Mom didn’t know that computer printers could easily reproduce signatures, because she was too old to have ever employed modern technology. Toward the end, she used to say that “computers were condemned by the Book of Revelations,” but Father McNamee told me it’s not true, although we could let Mom believe it was.
I’d never seen her so happy as she was the day your letter arrived.
As you might have gathered, Mom wasn’t all there during the last few years of her life, and by the very end extreme dementia had set in, which made it hard to distinguish the pretending of her final days from the real world.
Everything blurred over time.
During her good moments—if you can believe it—she actually used to think (pretend?) that I was you, that Richard Gere was living with her, taking care of her, which must have been a welcome alternative to the truth: that her ordinary unaccomplished son was her primary caregiver.
“What will we be having for dinner tonight, Richard?” she’d say. “Such a pleasure to finally spend so much time with you, Richard.”
It was like when I was a boy and we’d pretend we were eating dinner with a famous guest—Ronald Reagan, Saint Francis, Mickey Mouse, Ed McMahon, Mary Lou Retton—occupying one of the two seats in the kitchen that were always empty, except when Father McNamee visited.
As I previously stated, Mom was quite a fan of yours—you probably visited our kitchen table before, but to be honest, I don’t remember a specific Richard Gere visit from childhood. Regardless, I indulged her and played my role, so you were manifested through me, even though I’m not as handsome, and therefore made a poor stand-in. I hope you don’t mind my having invoked you without your permission. It was a simple thing that gave Mom great pleasure. Her face lit up like the Wanamaker’s Christmas Light Show every time you came to visit. And after the failed chemo and brain surgery, and the awful sick, retching aftermath, it was hard to get her to smile or be happy about anything, which is why I went along with the game of you and me becoming we.
It started one night after we watched our well-worn VCR copy of Pretty Woman, one of Mom’s favorite movies.
As the end credits rolled, she patted my arm and said, “I’m going to bed now, Richard.”
I looked at her, and she smiled almost mischievously—like I’d seen the sexy fast girls do with their shiny painted lips back when I was in high school. That salacious smile made me feel nauseated, because I knew it meant trouble. It was so unlike Mom too. It was the beginning of living with a stranger.
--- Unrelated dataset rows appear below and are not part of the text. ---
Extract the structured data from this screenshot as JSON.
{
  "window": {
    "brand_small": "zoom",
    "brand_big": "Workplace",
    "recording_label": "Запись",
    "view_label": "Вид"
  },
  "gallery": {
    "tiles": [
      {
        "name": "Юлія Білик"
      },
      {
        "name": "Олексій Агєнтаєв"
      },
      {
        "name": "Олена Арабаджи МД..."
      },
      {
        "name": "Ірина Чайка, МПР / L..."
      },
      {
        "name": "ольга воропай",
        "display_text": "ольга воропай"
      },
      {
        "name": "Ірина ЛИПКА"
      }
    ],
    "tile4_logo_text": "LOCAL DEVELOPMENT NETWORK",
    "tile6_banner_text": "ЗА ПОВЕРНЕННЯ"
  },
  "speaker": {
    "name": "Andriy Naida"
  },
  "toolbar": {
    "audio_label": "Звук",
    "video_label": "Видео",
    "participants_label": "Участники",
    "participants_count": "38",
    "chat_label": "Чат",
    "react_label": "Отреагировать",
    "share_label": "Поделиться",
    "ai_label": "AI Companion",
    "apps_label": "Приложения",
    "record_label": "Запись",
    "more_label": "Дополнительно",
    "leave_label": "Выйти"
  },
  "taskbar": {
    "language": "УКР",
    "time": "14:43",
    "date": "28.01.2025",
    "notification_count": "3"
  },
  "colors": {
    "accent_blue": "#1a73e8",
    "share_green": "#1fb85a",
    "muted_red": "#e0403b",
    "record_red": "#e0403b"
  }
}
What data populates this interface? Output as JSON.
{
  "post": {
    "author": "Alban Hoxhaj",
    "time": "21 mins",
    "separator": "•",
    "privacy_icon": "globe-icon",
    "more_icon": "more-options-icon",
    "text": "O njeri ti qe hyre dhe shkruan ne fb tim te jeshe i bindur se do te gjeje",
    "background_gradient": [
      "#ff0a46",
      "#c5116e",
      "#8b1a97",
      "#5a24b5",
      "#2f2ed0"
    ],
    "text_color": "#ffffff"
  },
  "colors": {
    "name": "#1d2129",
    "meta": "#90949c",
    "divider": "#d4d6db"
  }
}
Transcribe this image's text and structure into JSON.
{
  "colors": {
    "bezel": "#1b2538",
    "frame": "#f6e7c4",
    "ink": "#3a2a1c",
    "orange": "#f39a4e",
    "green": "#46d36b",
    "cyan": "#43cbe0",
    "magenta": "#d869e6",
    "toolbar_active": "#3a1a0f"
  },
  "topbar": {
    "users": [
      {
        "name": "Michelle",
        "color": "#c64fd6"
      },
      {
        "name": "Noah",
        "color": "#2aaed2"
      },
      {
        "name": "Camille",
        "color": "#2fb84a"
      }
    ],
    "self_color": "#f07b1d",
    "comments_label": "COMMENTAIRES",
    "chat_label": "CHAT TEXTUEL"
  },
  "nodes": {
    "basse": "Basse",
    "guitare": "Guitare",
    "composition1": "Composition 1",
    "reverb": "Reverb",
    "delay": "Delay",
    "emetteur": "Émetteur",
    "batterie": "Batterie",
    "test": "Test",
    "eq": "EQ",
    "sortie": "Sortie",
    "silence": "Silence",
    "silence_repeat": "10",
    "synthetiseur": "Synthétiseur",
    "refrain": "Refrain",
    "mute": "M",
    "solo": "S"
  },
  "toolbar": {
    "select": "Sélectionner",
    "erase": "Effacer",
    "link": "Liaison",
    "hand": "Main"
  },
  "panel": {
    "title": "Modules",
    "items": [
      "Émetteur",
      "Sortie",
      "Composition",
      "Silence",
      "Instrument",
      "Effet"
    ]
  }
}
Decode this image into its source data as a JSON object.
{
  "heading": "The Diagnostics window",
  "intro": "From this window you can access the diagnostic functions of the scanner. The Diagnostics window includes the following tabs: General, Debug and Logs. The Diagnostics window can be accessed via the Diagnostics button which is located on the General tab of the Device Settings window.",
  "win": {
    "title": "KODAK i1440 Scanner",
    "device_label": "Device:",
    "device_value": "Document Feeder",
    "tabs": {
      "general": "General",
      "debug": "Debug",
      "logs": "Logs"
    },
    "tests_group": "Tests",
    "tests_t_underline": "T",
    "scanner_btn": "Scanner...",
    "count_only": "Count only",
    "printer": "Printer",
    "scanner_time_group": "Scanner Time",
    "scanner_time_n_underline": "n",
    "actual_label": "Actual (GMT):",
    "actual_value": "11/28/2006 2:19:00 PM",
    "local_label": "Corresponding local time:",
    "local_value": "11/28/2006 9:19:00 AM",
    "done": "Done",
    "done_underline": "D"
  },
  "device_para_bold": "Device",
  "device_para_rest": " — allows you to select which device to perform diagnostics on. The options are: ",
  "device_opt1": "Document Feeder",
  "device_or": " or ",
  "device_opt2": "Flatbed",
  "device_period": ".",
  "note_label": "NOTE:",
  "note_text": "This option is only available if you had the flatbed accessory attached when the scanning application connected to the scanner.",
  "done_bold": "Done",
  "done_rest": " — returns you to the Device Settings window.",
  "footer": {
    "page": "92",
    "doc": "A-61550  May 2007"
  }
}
I said, “Why did you call me Richard?”
She laid her hand gently on my thigh, and in this very flirtatious girlish voice, while batting her eyelids, she said, “Because that’s your name, silly.”
During the thirty-eight years we had known each other, Mom had never once before called me “silly.”
The tiny angry man in my stomach pounded my liver with his fists.
I knew we were in trouble.
“Mom, it’s me—Bartholomew. Your only son.”
When I looked into her eyes, she didn’t seem to see me. It was like she was having a vision—seeing what I could not.
It made me wonder if Mom had used some sort of womanly witchcraft and turned me into you somehow.